Date of Award

Spring 2025

Document Type

Honors Thesis

Department/Major

Chemistry

First Advisor

Bess Vlaisavljevich

Second Advisor

Pere Miro

Third Advisor

Rick Wang

Keywords

Actinide, Nuclear Energy, Organometallics, Chemical Bonding, Sofi-Donor Ligands, Transuranium, Complete Active Space Methods (CASSCF), Density Functional Theory (DFT), Second-Order Multireference Perturbation Theory (CASPT2), Molecular Orbital Analysis

Subject Categories

Chemistry

Abstract

The nature of chemical bonding of actinide metal ions with arene and borohydride ligands is investigated through quantum chemical methods to understand how the transuranium elements differ from uranium with respect to their interaction with soft-donor ligands. Specifically, this study examines [An(arene)(BH4)3] complexes (AnMe6; An = Np, Pu, U, arene = C6Me6).
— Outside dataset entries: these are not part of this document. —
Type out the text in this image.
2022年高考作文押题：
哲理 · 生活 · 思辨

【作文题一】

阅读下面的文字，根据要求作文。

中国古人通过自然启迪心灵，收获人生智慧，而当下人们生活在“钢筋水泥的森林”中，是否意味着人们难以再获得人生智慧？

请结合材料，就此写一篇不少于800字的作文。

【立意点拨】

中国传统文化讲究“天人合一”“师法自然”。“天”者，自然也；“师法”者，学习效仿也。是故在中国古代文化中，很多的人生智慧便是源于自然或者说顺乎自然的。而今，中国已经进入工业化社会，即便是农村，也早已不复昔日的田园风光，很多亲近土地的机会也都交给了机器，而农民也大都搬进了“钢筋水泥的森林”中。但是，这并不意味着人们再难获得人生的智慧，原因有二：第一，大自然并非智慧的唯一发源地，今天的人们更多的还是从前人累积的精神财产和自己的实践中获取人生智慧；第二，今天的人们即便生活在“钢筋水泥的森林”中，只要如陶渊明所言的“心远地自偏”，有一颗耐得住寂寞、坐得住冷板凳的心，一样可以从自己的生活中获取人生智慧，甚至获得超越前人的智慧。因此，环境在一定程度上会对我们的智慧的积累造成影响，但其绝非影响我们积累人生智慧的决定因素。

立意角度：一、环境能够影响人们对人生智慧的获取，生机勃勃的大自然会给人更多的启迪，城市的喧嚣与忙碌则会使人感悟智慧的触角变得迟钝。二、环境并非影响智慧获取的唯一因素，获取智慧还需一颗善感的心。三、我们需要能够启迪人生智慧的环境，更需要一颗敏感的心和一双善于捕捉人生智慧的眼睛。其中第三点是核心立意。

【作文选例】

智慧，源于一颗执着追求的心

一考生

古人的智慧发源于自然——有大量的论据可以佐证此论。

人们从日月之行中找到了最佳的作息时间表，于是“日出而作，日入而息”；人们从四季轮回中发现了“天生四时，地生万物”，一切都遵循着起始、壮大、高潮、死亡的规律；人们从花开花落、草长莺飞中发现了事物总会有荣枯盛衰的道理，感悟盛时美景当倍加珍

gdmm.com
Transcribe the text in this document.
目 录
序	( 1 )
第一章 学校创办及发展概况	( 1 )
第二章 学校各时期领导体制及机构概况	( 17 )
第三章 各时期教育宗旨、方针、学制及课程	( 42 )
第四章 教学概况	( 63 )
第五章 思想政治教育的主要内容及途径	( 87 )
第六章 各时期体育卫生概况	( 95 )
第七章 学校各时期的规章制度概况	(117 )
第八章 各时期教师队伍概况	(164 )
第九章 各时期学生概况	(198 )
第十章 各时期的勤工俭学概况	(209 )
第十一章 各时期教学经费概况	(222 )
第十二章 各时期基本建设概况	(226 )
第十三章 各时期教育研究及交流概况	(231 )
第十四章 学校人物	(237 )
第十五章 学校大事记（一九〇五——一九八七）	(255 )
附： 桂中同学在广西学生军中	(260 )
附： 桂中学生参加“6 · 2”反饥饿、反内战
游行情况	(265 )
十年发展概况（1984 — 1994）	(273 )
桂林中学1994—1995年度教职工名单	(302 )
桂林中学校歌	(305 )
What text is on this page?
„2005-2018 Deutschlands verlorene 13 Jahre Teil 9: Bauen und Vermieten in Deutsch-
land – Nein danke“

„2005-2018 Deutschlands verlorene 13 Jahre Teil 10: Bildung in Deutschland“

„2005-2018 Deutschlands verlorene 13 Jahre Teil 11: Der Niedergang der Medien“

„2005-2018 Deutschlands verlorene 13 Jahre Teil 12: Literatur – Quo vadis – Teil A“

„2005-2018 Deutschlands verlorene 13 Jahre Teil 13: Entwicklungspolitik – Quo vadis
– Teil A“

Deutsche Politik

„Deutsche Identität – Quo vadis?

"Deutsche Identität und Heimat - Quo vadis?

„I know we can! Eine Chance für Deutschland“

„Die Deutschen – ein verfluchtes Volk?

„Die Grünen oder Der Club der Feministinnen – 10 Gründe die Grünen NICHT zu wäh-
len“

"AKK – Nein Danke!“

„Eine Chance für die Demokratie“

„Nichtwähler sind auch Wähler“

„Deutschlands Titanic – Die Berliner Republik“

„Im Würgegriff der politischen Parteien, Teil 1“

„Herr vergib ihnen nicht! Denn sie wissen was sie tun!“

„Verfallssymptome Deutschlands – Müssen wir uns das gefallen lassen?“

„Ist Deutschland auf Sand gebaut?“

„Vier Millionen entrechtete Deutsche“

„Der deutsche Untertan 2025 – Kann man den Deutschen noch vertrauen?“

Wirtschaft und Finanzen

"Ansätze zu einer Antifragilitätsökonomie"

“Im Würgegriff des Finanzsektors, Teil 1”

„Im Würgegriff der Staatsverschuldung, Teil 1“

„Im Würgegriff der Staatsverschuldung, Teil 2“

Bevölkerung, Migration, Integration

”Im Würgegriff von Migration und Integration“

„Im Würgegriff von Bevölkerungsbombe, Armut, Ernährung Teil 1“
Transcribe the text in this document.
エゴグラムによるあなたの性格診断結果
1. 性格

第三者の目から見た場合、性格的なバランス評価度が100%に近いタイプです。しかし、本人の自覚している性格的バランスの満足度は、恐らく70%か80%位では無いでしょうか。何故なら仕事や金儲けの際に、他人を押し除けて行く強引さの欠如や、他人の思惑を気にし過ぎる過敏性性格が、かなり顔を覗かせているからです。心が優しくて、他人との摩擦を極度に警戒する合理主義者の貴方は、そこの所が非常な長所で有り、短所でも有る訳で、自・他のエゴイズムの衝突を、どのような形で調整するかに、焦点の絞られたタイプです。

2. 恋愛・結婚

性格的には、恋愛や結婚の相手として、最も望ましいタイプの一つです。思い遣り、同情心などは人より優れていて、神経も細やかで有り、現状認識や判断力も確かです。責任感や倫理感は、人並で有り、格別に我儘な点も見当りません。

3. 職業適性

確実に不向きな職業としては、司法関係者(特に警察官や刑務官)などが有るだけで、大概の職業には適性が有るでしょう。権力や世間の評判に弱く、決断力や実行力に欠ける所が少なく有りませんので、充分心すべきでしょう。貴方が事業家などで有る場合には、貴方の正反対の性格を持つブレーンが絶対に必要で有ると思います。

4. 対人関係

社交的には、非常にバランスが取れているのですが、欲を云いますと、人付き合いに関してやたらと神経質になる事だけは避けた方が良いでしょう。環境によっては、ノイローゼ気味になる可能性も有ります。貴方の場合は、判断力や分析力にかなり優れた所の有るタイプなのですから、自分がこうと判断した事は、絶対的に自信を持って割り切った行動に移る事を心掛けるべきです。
Density functional theory (DFT) shows that, when the complexes are neutral, electrostatic interactions dominate the interaction between the metal ions and the soft-donor ligands. Molecular orbital analysis, with both the DFT and the complete active space (CASSCF) method, shows that as one goes from U to Pu, there is a gradual increase in the energy gap between the 5f-orbitals of the metal ion and the ligand π orbitals, leading to a weaker metal-ligand interaction. Upon reduction to [An(arene)(BH4)3] (AnMe6), the An–arene distances contract by 0.1 to 0.2 Å compared to the neutral complex, leading stronger metal–ligand interactions with varying degrees of δ-bonding depending on the actinide. In particular, orbital mixing decreases from UMe6 to PuMe6. In the high-spin state, UMe6 has two electrons in the two δ-bonding orbitals, while NpMe6 and PuMe6 have only one electron in a single δ-bonding orbital. In the lower-spin states, these bonding orbitals become even more delocalized and the population of the δ orbital increases from U to Pu. This is in agreement with the increased An–arene distances, weaker interactions, and decreasing covalency across the series. In this study, both the neutral and reduced species contain an An(III)–borohydride bond so the An–B distance increasing by 0.06 Å does not affect the two as being perceived qualitatively similar. The Np complexes can be considered “uranium-like” although the complexes can be assigned to have slightly weaker bonding than the uranium analogs. Moreover, the Pu–arene interaction is predicted to be particularly weak, in part because the Pu complexes are predicted to have less covalent contributions to bonding in both the Pu–arene and Pu–borohydride interactions.